Figure 2. Overall response quality across models and configurations. Quality of generated answers under different system configurations, with and without the whitelisting (WL) of AAN domains (+WL). For OpenEvidence, the exact technical setup is not known, but some sort of whitelisting or indexing is assumed (assumed WL). Bars show the percentage of responses judged correct (light blue), inaccurate (orange), or wrong (red). AAN: American Academy of Neurology.

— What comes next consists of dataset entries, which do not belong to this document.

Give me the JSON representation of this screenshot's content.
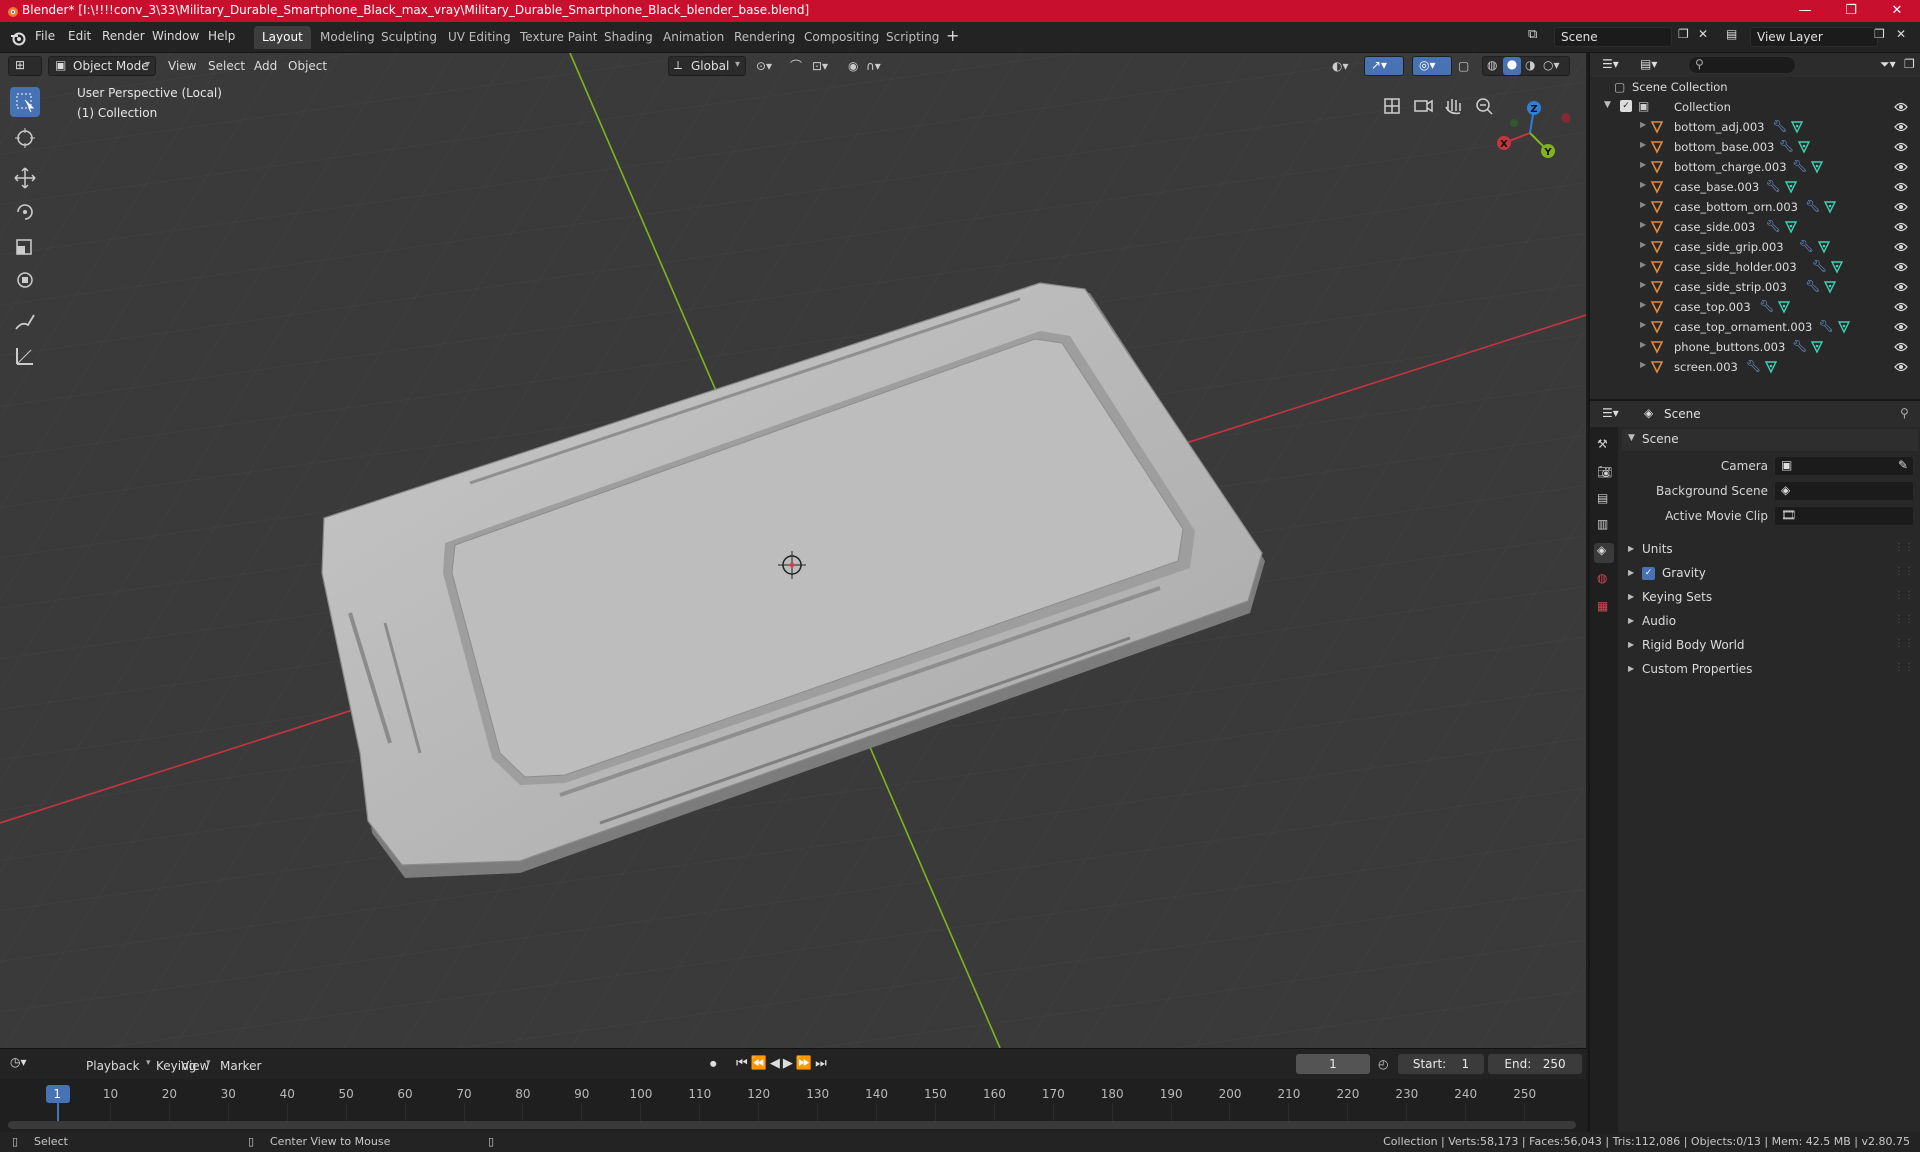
{
  "window": {
    "title": "Blender* [I:\\!!!!conv_3\\33\\Military_Durable_Smartphone_Black_max_vray\\Military_Durable_Smartphone_Black_blender_base.blend]",
    "controls": [
      "—",
      "❐",
      "✕"
    ]
  },
  "menu": [
    "File",
    "Edit",
    "Render",
    "Window",
    "Help"
  ],
  "workspaces": [
    "Layout",
    "Modeling",
    "Sculpting",
    "UV Editing",
    "Texture Paint",
    "Shading",
    "Animation",
    "Rendering",
    "Compositing",
    "Scripting"
  ],
  "active_workspace": "Layout",
  "scene_name": "Scene",
  "view_layer": "View Layer",
  "viewport": {
    "mode": "Object Mode",
    "menus": [
      "View",
      "Select",
      "Add",
      "Object"
    ],
    "orientation": "Global",
    "info_line1": "User Perspective (Local)",
    "info_line2": "(1) Collection",
    "gizmo": {
      "x": "X",
      "y": "Y",
      "z": "Z"
    }
  },
  "outliner": {
    "root": "Scene Collection",
    "collection": "Collection",
    "objects": [
      "bottom_adj.003",
      "bottom_base.003",
      "bottom_charge.003",
      "case_base.003",
      "case_bottom_orn.003",
      "case_side.003",
      "case_side_grip.003",
      "case_side_holder.003",
      "case_side_strip.003",
      "case_top.003",
      "case_top_ornament.003",
      "phone_buttons.003",
      "screen.003"
    ]
  },
  "properties": {
    "context": "Scene",
    "panel": "Scene",
    "camera_label": "Camera",
    "background_scene_label": "Background Scene",
    "active_movie_clip_label": "Active Movie Clip",
    "subpanels": [
      "Units",
      "Gravity",
      "Keying Sets",
      "Audio",
      "Rigid Body World",
      "Custom Properties"
    ],
    "gravity_checked": true
  },
  "timeline": {
    "menus": [
      "Playback",
      "Keying",
      "View",
      "Marker"
    ],
    "current_frame": "1",
    "start_label": "Start:",
    "start": "1",
    "end_label": "End:",
    "end": "250",
    "ticks": [
      "1",
      "10",
      "20",
      "30",
      "40",
      "50",
      "60",
      "70",
      "80",
      "90",
      "100",
      "110",
      "120",
      "130",
      "140",
      "150",
      "160",
      "170",
      "180",
      "190",
      "200",
      "210",
      "220",
      "230",
      "240",
      "250"
    ]
  },
  "status": {
    "left_action": "Select",
    "mid_action": "Center View to Mouse",
    "stats": "Collection | Verts:58,173 | Faces:56,043 | Tris:112,086 | Objects:0/13 | Mem: 42.5 MB | v2.80.75"
  },
  "colors": {
    "title_bar": "#c8102e",
    "accent": "#4772b3",
    "x_axis": "#c8333f",
    "y_axis": "#82b31d",
    "object_icon": "#e08a3c"
  }
}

Effects of Whitelisting on Answer Quality

Adding whitelisting systematically improved each Perplexity tier. Mean paired differences (Δ) on the 0 to 2 scale were 0.23 for Sonar (95% CI 0.12-0.34; Cliff δ=0.22, adjusted P<.001); 0.08 for Sonar-Pro (95% CI 0.01-0.16; Cliff δ=0.12, adjusted P=.02); and 0.08 for Sonar-Reasoning-Pro (95% CI 0.02-0.13; Cliff δ=0.20, adjusted P=.002; Figure 3). Of note, Cliff δ for all models also indicated a small effect.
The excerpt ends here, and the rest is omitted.